Failure to Fully Investigate Resident-on-Resident Abuse Allegation
Penalty
Summary
The deficiency involves the facility’s failure to fully investigate an allegation of abuse between two residents and to follow its own abuse investigation policy. One resident reported that on the night of 12/28/25, another resident entered her room, held her arms above her head and down, attempted to get into bed with her, and repeatedly yelled, “You know who I am.” She stated she screamed for help for quite some time and no one came. She described trying to defend herself by hitting the other resident, throwing water at him, and wishing she could have used her cane, which was across the room. She also reported that the same resident had previously entered her room on two other occasions and used her toilet before leaving. The resident stated she was scared, upset, and fearful that the other resident would return at night and potentially harm or sexually assault her, and she was not aware that his room remained next door to hers.

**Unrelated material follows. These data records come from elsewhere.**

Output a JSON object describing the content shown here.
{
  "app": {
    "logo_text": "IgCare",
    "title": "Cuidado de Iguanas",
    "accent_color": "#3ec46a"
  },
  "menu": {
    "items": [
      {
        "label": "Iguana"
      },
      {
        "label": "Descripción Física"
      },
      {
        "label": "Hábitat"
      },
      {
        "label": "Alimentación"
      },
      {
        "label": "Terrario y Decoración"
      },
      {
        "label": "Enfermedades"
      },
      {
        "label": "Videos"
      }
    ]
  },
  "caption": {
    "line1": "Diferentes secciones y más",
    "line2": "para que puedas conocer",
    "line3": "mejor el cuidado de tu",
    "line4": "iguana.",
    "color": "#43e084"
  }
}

The facility’s written policy on abuse investigations, updated 10/22, required identification and interviews of involved persons, including the alleged victim, alleged perpetrator, witnesses, and others with knowledge of the allegations. However, during interviews, facility leadership acknowledged they did not initially have staff or resident interviews for the facility-reported incident involving the two residents. They later located some staff statements, including one from a CNA who documented returning from lunch to find the alleged perpetrator in another resident’s room, the alleged victim’s call light on, and the alleged victim yelling for help, very upset, and reporting that a man had tried to get into bed with her, that she had hit him, yelled for help, and thrown water at him, with water observed all over the room. Staff further stated they did not consider the incident to be abuse at the time, which contributed to the residents’ rooms remaining next to each other and to the lack of a complete investigation consistent with facility policy.